If I had tried to serve something like rice pudding to my three children when they were young, they would have given Oscar worthy performances to express their disgust. (They actually did that the first time I served cauliflower with cheese sauce.)

Back at the dinner party and hoping to find a version of the pudding that had something delightful in it, I asked: “Is this nutmeg sprinkled on top?”

“Cinnamon,” the hostess’s spouse enthused.

Usually anything that lacks vibrant flavor can be jazzed up with nutmeg. Not in this case.

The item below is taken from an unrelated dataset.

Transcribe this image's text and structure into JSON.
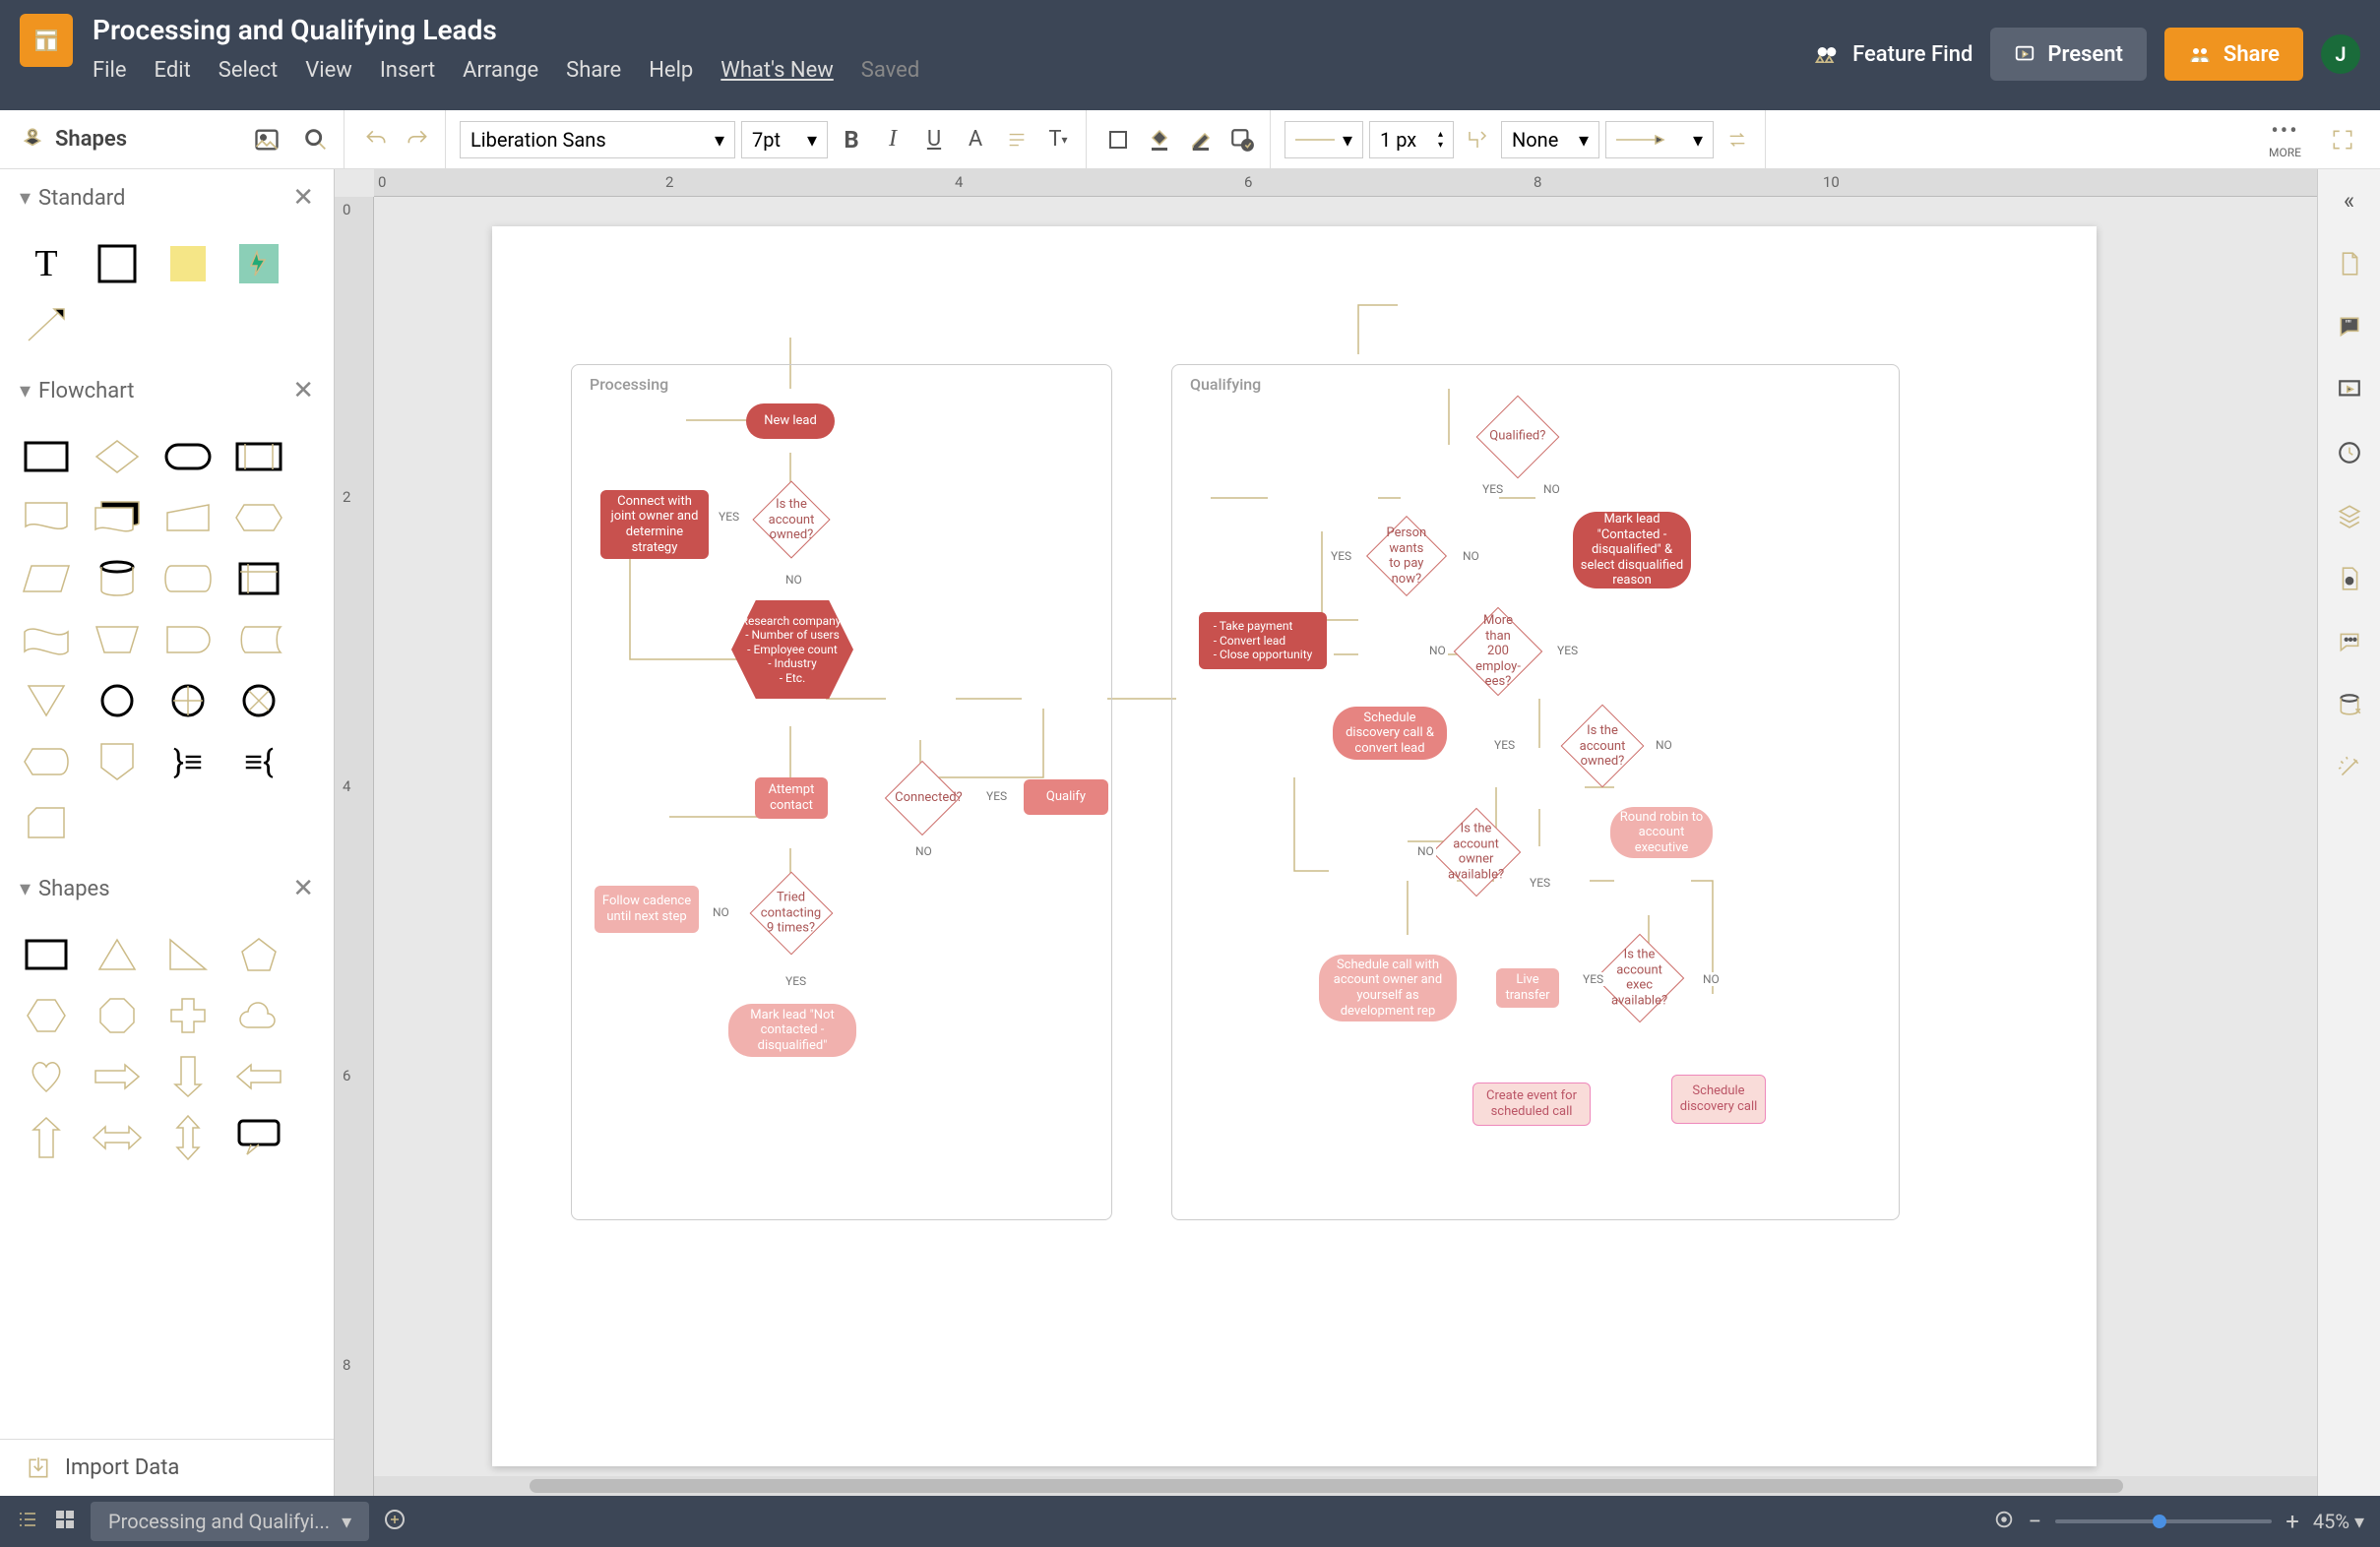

Instead, the hostess had put cream that she whipped on the spot on top of the so-called pudding. It helped the first couple of bites. But after consuming about a fourth of the dessert and all of the homemade whipped cream, I announced. “This is delicious, but I’m so full,” and passed what was left to my man who had already cleaned his plate.

His Scottish mother made rice pudding often, he reminisced to the others as he scraped the second plate clean.

I sat there wondering how this so-called dessert gained international fame.

All-in-all, it was a great evening with good friends. But when we climbed into the car, I shared my distaste for rice pudding with my man. “That is my least favorite dessert of all time. How can you call something that should be limited to chicken dishes and beans a dessert? I’ve never heard of zucchini or potato pudding. My taste buds don’t get it.”

“I thought it was great,” my man said, paying tribute to the skills of the hostess, who is a fabulous cook.

As he drove, I ruminated on the last time I had rice pudding. It was about two years ago and was the dessert served following a meal of fish soup, complete with tentacles. I can’t do calamari either, so imagine how I felt with tentacles and rice pudding on the same menu.

Coincidentally, we are having dinner at that same household next week, and when that hostess saw me in church today, she announced that we were having paella and asked if I liked Spanish wine.

As I nodded, I breathed a sigh of relief that we must surely not be having rice pudding. It couldn’t possibly be Spanish.

Au contraire. I learned from Siri a couple of hours later that Arroz con Leche is a classic Spanish dessert made with rice and milk that is studded with musky-sweet golden raisins and fragrant cinnamon.  No nutmeg there either.

Two rice puddings in one week? What torture. Maybe I’ll take along a batch of Mexican wedding cookies as a hostess gift. Delicious cookies covered with sweet, powdered sugar. That’s a dessert.